Ellie’s parents passed away and I probably should have claimed Ellie’s share of the inheritance, but there were uncles of Ellie’s that were very good men, and I handed my house keys and the vehicle keys to them, gave them each a hug and walked away. I closed the door on that part of my life when the Iron Lady became an empty clay shell and she too found herself in a real place which was not just a Bible story for her grandchildren. She is also resting in perfect Peace. I miss my brother in law almost as much as I missed Ellie.
I married a woman in New Mexico a few years later, and realized that Ellie’s memory did not threaten the marriage. I was very afraid it would at first! Rather, the memory helped me start working on being a better husband. That is a task that I still have not finished and goes on to this day.
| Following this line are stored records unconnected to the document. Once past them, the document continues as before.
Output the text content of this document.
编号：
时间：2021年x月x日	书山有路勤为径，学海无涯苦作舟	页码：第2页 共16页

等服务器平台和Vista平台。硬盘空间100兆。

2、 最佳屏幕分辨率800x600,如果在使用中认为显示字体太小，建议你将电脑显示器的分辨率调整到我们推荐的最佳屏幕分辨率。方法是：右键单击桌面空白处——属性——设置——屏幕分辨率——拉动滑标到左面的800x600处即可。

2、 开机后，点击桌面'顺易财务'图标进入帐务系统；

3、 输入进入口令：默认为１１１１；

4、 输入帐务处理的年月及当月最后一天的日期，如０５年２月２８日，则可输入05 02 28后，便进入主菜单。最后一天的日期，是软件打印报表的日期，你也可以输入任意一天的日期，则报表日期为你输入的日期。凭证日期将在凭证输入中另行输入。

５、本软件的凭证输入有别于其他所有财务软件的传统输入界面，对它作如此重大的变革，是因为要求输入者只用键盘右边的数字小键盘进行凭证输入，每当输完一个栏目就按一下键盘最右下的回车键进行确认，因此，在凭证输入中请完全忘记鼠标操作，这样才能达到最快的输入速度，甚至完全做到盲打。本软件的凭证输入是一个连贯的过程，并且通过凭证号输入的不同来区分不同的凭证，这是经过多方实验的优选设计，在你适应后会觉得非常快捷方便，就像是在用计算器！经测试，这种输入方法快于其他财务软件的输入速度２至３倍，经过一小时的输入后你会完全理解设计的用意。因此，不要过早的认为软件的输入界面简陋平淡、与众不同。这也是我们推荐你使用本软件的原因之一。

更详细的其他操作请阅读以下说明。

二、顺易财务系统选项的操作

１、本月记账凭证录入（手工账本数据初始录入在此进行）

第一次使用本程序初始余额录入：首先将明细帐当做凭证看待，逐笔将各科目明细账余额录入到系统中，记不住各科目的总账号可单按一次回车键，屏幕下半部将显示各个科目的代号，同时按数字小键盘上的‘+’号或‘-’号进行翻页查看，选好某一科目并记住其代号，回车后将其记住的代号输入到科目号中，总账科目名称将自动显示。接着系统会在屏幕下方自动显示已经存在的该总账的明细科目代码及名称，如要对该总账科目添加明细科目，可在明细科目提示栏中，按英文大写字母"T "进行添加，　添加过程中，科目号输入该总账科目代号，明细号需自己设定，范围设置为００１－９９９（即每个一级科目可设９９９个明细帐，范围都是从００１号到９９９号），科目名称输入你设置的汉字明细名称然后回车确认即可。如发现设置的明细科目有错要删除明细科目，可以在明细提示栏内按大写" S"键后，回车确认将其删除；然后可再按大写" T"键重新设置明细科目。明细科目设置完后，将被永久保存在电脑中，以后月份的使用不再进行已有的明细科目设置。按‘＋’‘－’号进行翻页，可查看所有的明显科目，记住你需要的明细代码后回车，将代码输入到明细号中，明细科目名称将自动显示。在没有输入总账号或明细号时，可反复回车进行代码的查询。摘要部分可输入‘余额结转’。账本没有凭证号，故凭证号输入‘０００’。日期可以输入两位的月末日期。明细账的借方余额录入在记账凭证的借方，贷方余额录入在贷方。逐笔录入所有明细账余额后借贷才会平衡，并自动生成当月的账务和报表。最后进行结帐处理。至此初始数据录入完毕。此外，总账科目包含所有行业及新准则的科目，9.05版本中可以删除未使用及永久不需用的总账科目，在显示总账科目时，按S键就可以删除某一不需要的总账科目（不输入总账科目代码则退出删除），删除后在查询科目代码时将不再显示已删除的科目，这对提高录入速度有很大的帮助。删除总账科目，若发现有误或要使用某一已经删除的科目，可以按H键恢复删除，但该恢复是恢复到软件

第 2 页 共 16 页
That wife went through a gang rape in the northern Chama valley where we were building a church mission. She also passed away and I am now married to a woman (Patti) that somehow is been able to make my heart do flip flops and pitter patters no matter how terrible she thinks she looks! She has had more than her share of illnesses. Being 38 years in a wheelchair takes its toll. There is one similarity between Ellie and Patti that I really like! Both of them have a heart that shines through and makes them forever beautiful. Patti never seems to understand that, so she is always faithful to apply her makeup even if she is in the hospital and she tells me she wants to be beautiful for me. I just can’t ever understand women! You know? I don’t know what words to use to tell her that she is so beautiful she moves my heart.
Ellie’s family taught me faithfulness and loyalty like my mother did. Because they lived it out with me, they affirmed all the wisdom my mother shared with me. I was able to deal with some terrible childhood memories and it was a safe haven to do so. The hole in my heart that was there when Ellie died was filled later when I remarried in New Mexico. I discovered that caregiving was as natural for me as any other occupation that I could ever indulge in. I found I was fulfilled when I was giving to people in such a way that they were truly cared for. I also found that no matter how terrible the old memories were, that they could no longer erase that sense of well-being and confidence I had by the work I did to give real care to those who needed it. That does wonders for self-esteem. Even if we do burn ourselves out in the doing of it!